Which of you fathers, if your son asks for a fish, will give him a snake instead? Or if he asks for an egg, will give him a scorpion? If you then, though you are evil, know how to give good gifts to your children, how much more will your Father in heaven give the Holy Spirit to those who ask him!” Luke 11:11-13
“A faith promise is when you sit down and work out by faith just what you will give to God in the next year or six months. Once you have committed yourself carefully and prayerfully then you set in motion the law of faith. Every month you have to trust God to help you meet the challenge of your own faith and as you pursue this there comes a widening of vision, an enlargement of faith, a capacity to believe beyond human understanding and an awareness of God in personal dealings that has to be experienced before it can be believed. People who give this way claim that this exercise flexes the muscles of faith so much that they can believe not only for the fulfillment of their faith promise but for many other things in other areas of their lives.”

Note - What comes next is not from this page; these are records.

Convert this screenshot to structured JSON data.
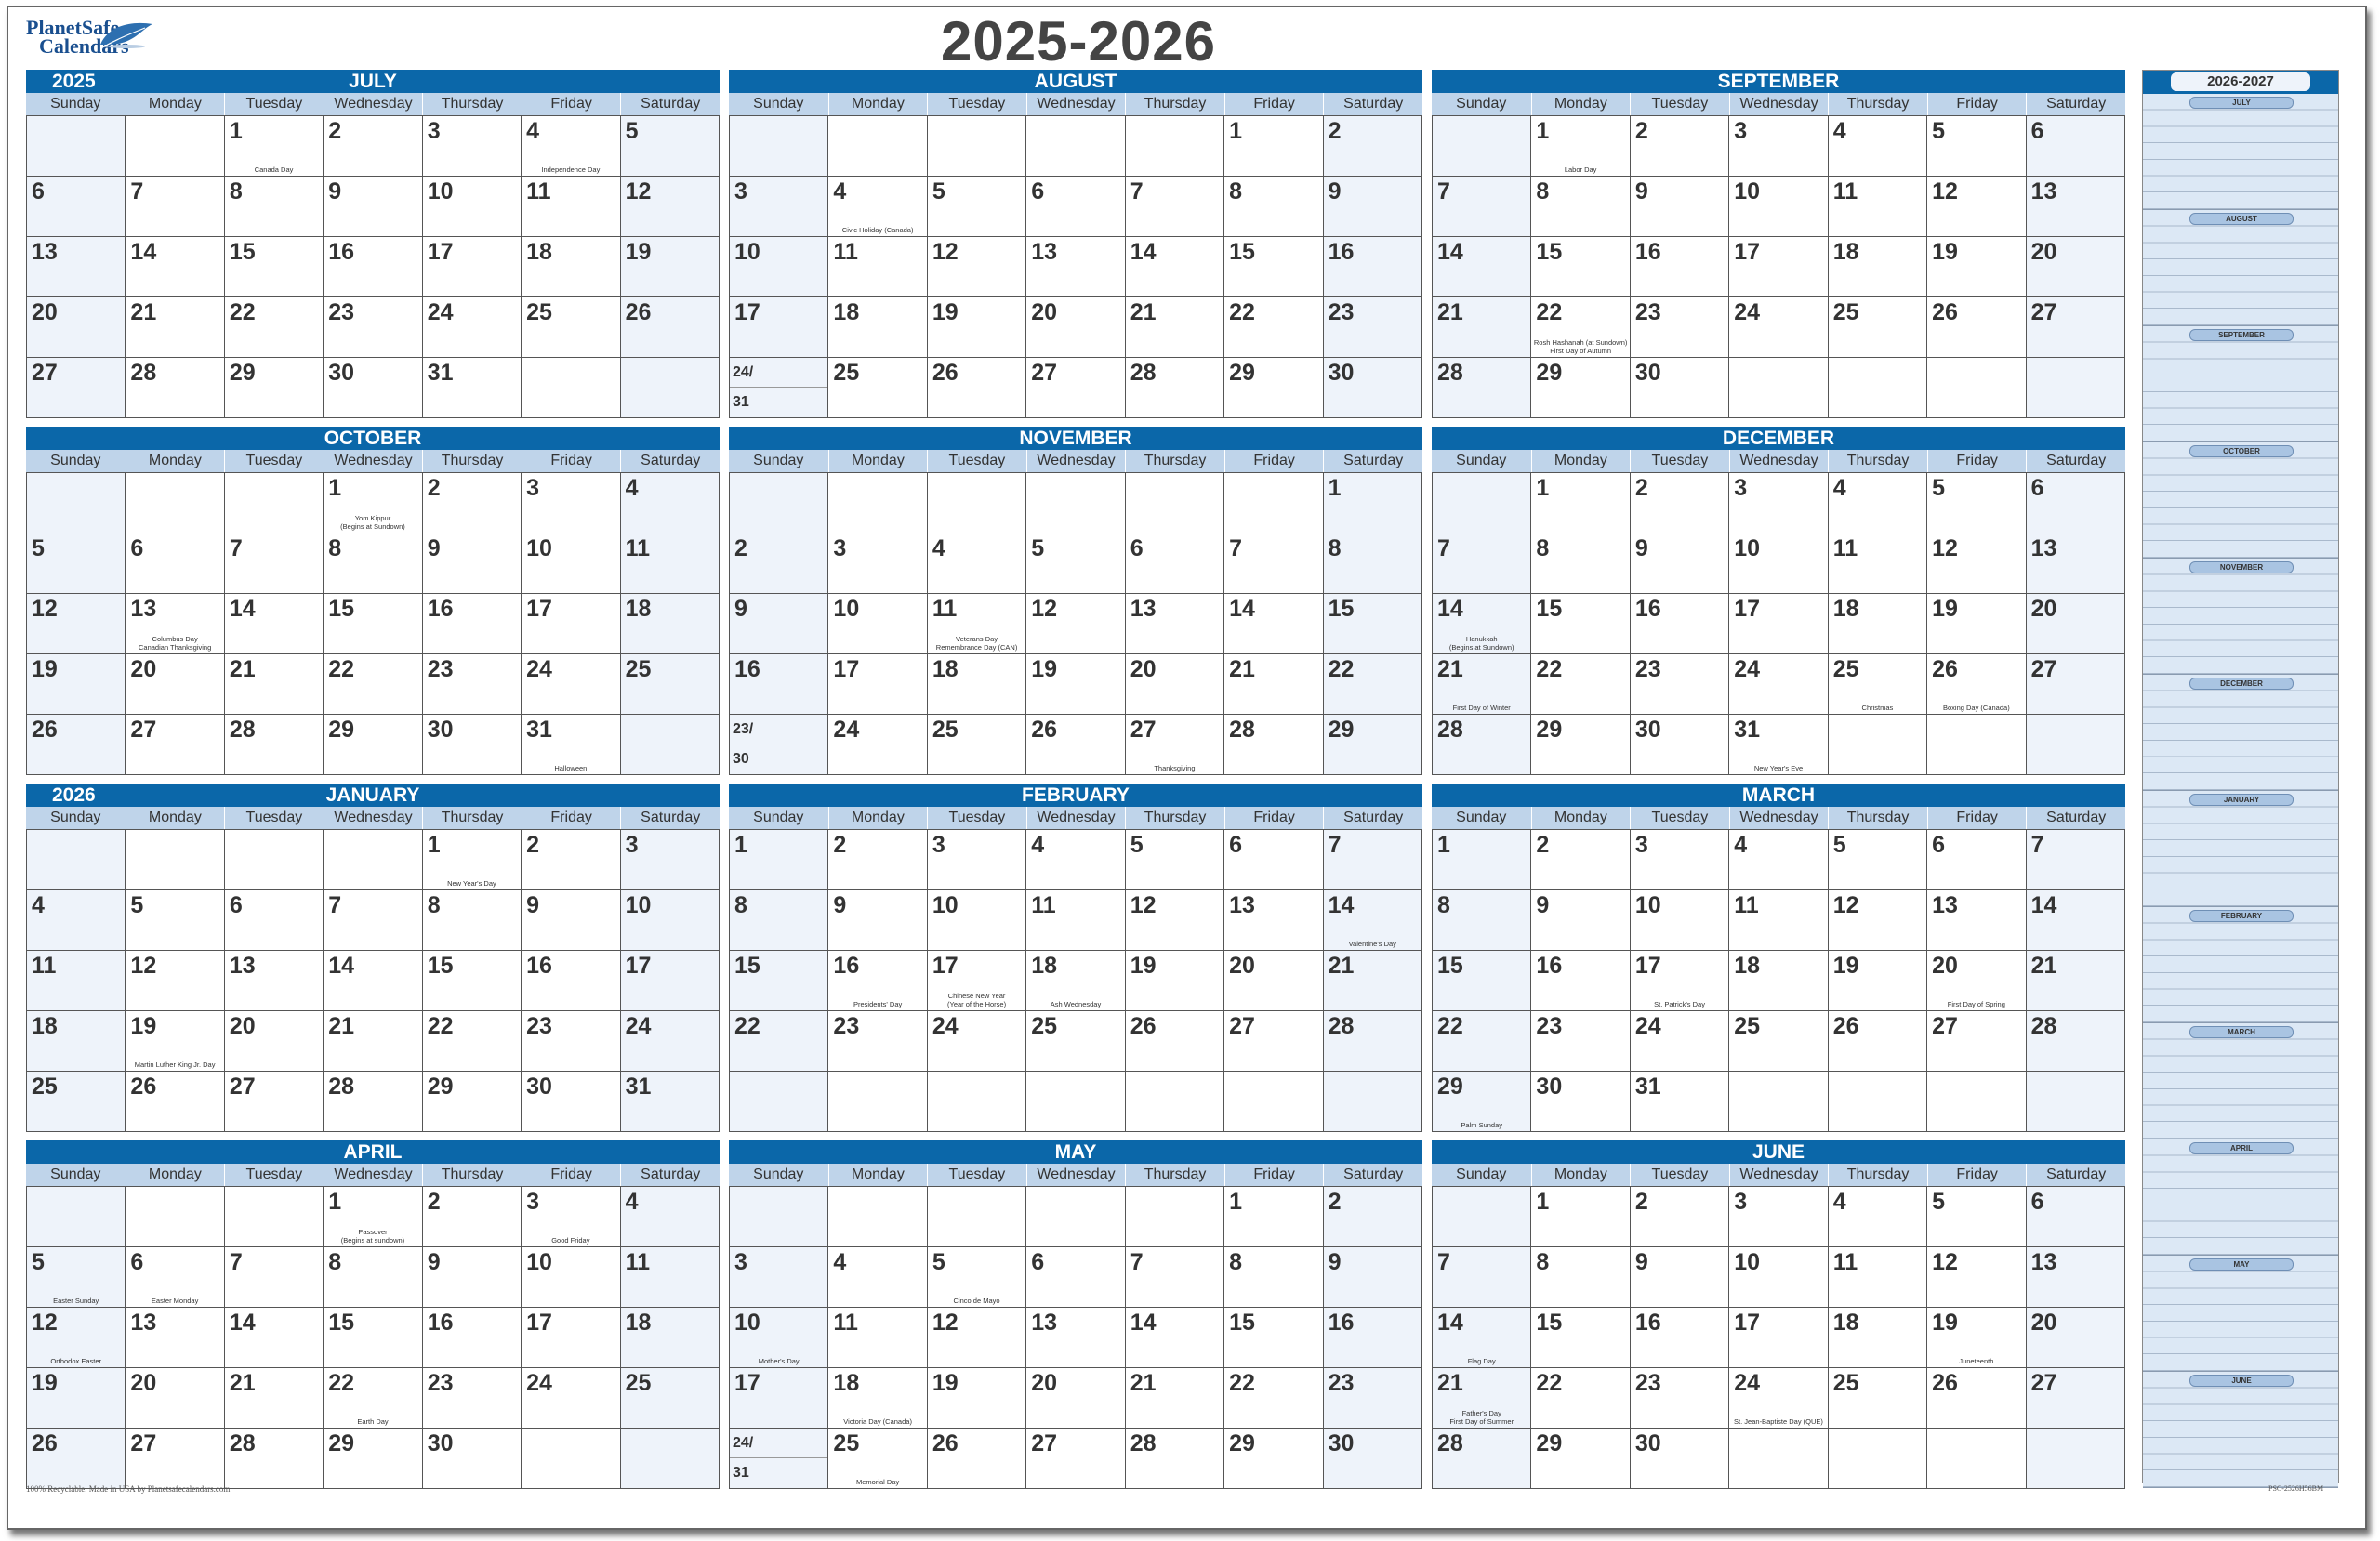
{
  "logo": {
    "line1": "PlanetSafe",
    "line2": "Calendars"
  },
  "title": "2025-2026",
  "day_names": [
    "Sunday",
    "Monday",
    "Tuesday",
    "Wednesday",
    "Thursday",
    "Friday",
    "Saturday"
  ],
  "colors": {
    "header_blue": "#0b67a9",
    "dayname_bg": "#bfd4ea",
    "weekend_bg": "#eef3fa",
    "sidebar_bg": "#dce8f5"
  },
  "months": [
    {
      "name": "JULY",
      "year": "2025",
      "weeks": [
        [
          "",
          "",
          1,
          2,
          3,
          4,
          5
        ],
        [
          6,
          7,
          8,
          9,
          10,
          11,
          12
        ],
        [
          13,
          14,
          15,
          16,
          17,
          18,
          19
        ],
        [
          20,
          21,
          22,
          23,
          24,
          25,
          26
        ],
        [
          27,
          28,
          29,
          30,
          31,
          "",
          ""
        ]
      ],
      "holidays": {
        "1": "Canada Day",
        "4": "Independence Day"
      }
    },
    {
      "name": "AUGUST",
      "year": "",
      "weeks": [
        [
          "",
          "",
          "",
          "",
          "",
          1,
          2
        ],
        [
          3,
          4,
          5,
          6,
          7,
          8,
          9
        ],
        [
          10,
          11,
          12,
          13,
          14,
          15,
          16
        ],
        [
          17,
          18,
          19,
          20,
          21,
          22,
          23
        ],
        [
          "24/31",
          25,
          26,
          27,
          28,
          29,
          30
        ]
      ],
      "holidays": {
        "4": "Civic Holiday (Canada)"
      }
    },
    {
      "name": "SEPTEMBER",
      "year": "",
      "weeks": [
        [
          "",
          1,
          2,
          3,
          4,
          5,
          6
        ],
        [
          7,
          8,
          9,
          10,
          11,
          12,
          13
        ],
        [
          14,
          15,
          16,
          17,
          18,
          19,
          20
        ],
        [
          21,
          22,
          23,
          24,
          25,
          26,
          27
        ],
        [
          28,
          29,
          30,
          "",
          "",
          "",
          ""
        ]
      ],
      "holidays": {
        "1": "Labor Day",
        "22": "Rosh Hashanah (at Sundown)\nFirst Day of Autumn"
      }
    },
    {
      "name": "OCTOBER",
      "year": "",
      "weeks": [
        [
          "",
          "",
          "",
          1,
          2,
          3,
          4
        ],
        [
          5,
          6,
          7,
          8,
          9,
          10,
          11
        ],
        [
          12,
          13,
          14,
          15,
          16,
          17,
          18
        ],
        [
          19,
          20,
          21,
          22,
          23,
          24,
          25
        ],
        [
          26,
          27,
          28,
          29,
          30,
          31,
          ""
        ]
      ],
      "holidays": {
        "1": "Yom Kippur\n(Begins at Sundown)",
        "13": "Columbus Day\nCanadian Thanksgiving",
        "31": "Halloween"
      }
    },
    {
      "name": "NOVEMBER",
      "year": "",
      "weeks": [
        [
          "",
          "",
          "",
          "",
          "",
          "",
          1
        ],
        [
          2,
          3,
          4,
          5,
          6,
          7,
          8
        ],
        [
          9,
          10,
          11,
          12,
          13,
          14,
          15
        ],
        [
          16,
          17,
          18,
          19,
          20,
          21,
          22
        ],
        [
          "23/30",
          24,
          25,
          26,
          27,
          28,
          29
        ]
      ],
      "holidays": {
        "11": "Veterans Day\nRemembrance Day (CAN)",
        "27": "Thanksgiving"
      }
    },
    {
      "name": "DECEMBER",
      "year": "",
      "weeks": [
        [
          "",
          1,
          2,
          3,
          4,
          5,
          6
        ],
        [
          7,
          8,
          9,
          10,
          11,
          12,
          13
        ],
        [
          14,
          15,
          16,
          17,
          18,
          19,
          20
        ],
        [
          21,
          22,
          23,
          24,
          25,
          26,
          27
        ],
        [
          28,
          29,
          30,
          31,
          "",
          "",
          ""
        ]
      ],
      "holidays": {
        "14": "Hanukkah\n(Begins at Sundown)",
        "21": "First Day of Winter",
        "25": "Christmas",
        "26": "Boxing Day (Canada)",
        "31": "New Year's Eve"
      }
    },
    {
      "name": "JANUARY",
      "year": "2026",
      "weeks": [
        [
          "",
          "",
          "",
          "",
          1,
          2,
          3
        ],
        [
          4,
          5,
          6,
          7,
          8,
          9,
          10
        ],
        [
          11,
          12,
          13,
          14,
          15,
          16,
          17
        ],
        [
          18,
          19,
          20,
          21,
          22,
          23,
          24
        ],
        [
          25,
          26,
          27,
          28,
          29,
          30,
          31
        ]
      ],
      "holidays": {
        "1": "New Year's Day",
        "19": "Martin Luther King Jr. Day"
      }
    },
    {
      "name": "FEBRUARY",
      "year": "",
      "weeks": [
        [
          1,
          2,
          3,
          4,
          5,
          6,
          7
        ],
        [
          8,
          9,
          10,
          11,
          12,
          13,
          14
        ],
        [
          15,
          16,
          17,
          18,
          19,
          20,
          21
        ],
        [
          22,
          23,
          24,
          25,
          26,
          27,
          28
        ],
        [
          "",
          "",
          "",
          "",
          "",
          "",
          ""
        ]
      ],
      "holidays": {
        "14": "Valentine's Day",
        "16": "Presidents' Day",
        "17": "Chinese New Year\n(Year of the Horse)",
        "18": "Ash Wednesday"
      }
    },
    {
      "name": "MARCH",
      "year": "",
      "weeks": [
        [
          1,
          2,
          3,
          4,
          5,
          6,
          7
        ],
        [
          8,
          9,
          10,
          11,
          12,
          13,
          14
        ],
        [
          15,
          16,
          17,
          18,
          19,
          20,
          21
        ],
        [
          22,
          23,
          24,
          25,
          26,
          27,
          28
        ],
        [
          29,
          30,
          31,
          "",
          "",
          "",
          ""
        ]
      ],
      "holidays": {
        "17": "St. Patrick's Day",
        "20": "First Day of Spring",
        "29": "Palm Sunday"
      }
    },
    {
      "name": "APRIL",
      "year": "",
      "weeks": [
        [
          "",
          "",
          "",
          1,
          2,
          3,
          4
        ],
        [
          5,
          6,
          7,
          8,
          9,
          10,
          11
        ],
        [
          12,
          13,
          14,
          15,
          16,
          17,
          18
        ],
        [
          19,
          20,
          21,
          22,
          23,
          24,
          25
        ],
        [
          26,
          27,
          28,
          29,
          30,
          "",
          ""
        ]
      ],
      "holidays": {
        "1": "Passover\n(Begins at sundown)",
        "3": "Good Friday",
        "5": "Easter Sunday",
        "6": "Easter Monday",
        "12": "Orthodox Easter",
        "22": "Earth Day"
      }
    },
    {
      "name": "MAY",
      "year": "",
      "weeks": [
        [
          "",
          "",
          "",
          "",
          "",
          1,
          2
        ],
        [
          3,
          4,
          5,
          6,
          7,
          8,
          9
        ],
        [
          10,
          11,
          12,
          13,
          14,
          15,
          16
        ],
        [
          17,
          18,
          19,
          20,
          21,
          22,
          23
        ],
        [
          "24/31",
          25,
          26,
          27,
          28,
          29,
          30
        ]
      ],
      "holidays": {
        "5": "Cinco de Mayo",
        "10": "Mother's Day",
        "18": "Victoria Day (Canada)",
        "25": "Memorial Day"
      }
    },
    {
      "name": "JUNE",
      "year": "",
      "weeks": [
        [
          "",
          1,
          2,
          3,
          4,
          5,
          6
        ],
        [
          7,
          8,
          9,
          10,
          11,
          12,
          13
        ],
        [
          14,
          15,
          16,
          17,
          18,
          19,
          20
        ],
        [
          21,
          22,
          23,
          24,
          25,
          26,
          27
        ],
        [
          28,
          29,
          30,
          "",
          "",
          "",
          ""
        ]
      ],
      "holidays": {
        "14": "Flag Day",
        "19": "Juneteenth",
        "21": "Father's Day\nFirst Day of Summer",
        "24": "St. Jean-Baptiste Day (QUE)"
      }
    }
  ],
  "sidebar": {
    "title": "2026-2027",
    "months": [
      "JULY",
      "AUGUST",
      "SEPTEMBER",
      "OCTOBER",
      "NOVEMBER",
      "DECEMBER",
      "JANUARY",
      "FEBRUARY",
      "MARCH",
      "APRIL",
      "MAY",
      "JUNE"
    ]
  },
  "footer": {
    "left": "100% Recyclable. Made in USA by Planetsafecalendars.com",
    "right": "PSC-2526H56BM"
  }
}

Selwyn Hughes in Divine Mathematics: A Biblical Perspective on Investing in God’s Kingdom (Surrey, UK: CWR, 2004) 47-48.
Scott Bailey, a faithful friend, pastor, and reader of Daily Meditations, told me he’s preaching on this text this weekend so I was studying it. Our largehearted Father gives good gifts to those who ask Him.
That’s what faith promise is all about. It’s making a decision as you look at your budget that says, “I am going to live simply and give sacrificially and help my church or missionaries know they can count on my giving.”
On what can we base such a faith promise? We have a good Father in heaven who wants to give us good gifts. Are we asking Him? Does our giving depend on earthly math, or as Selwyn Hughes puts it, divine mathematics.
This was my favorite line from today. When we give this way it creates “a capacity to believe beyond human understanding and an awareness of God in personal dealings that has to be experienced before it can be believed.”
Or as I like to say, “You don’t figure it out until you live it out.” So what will you do? You have an unimaginably good Father in heaven. He wants to give you good gifts to enjoy and share. Will you ask Him?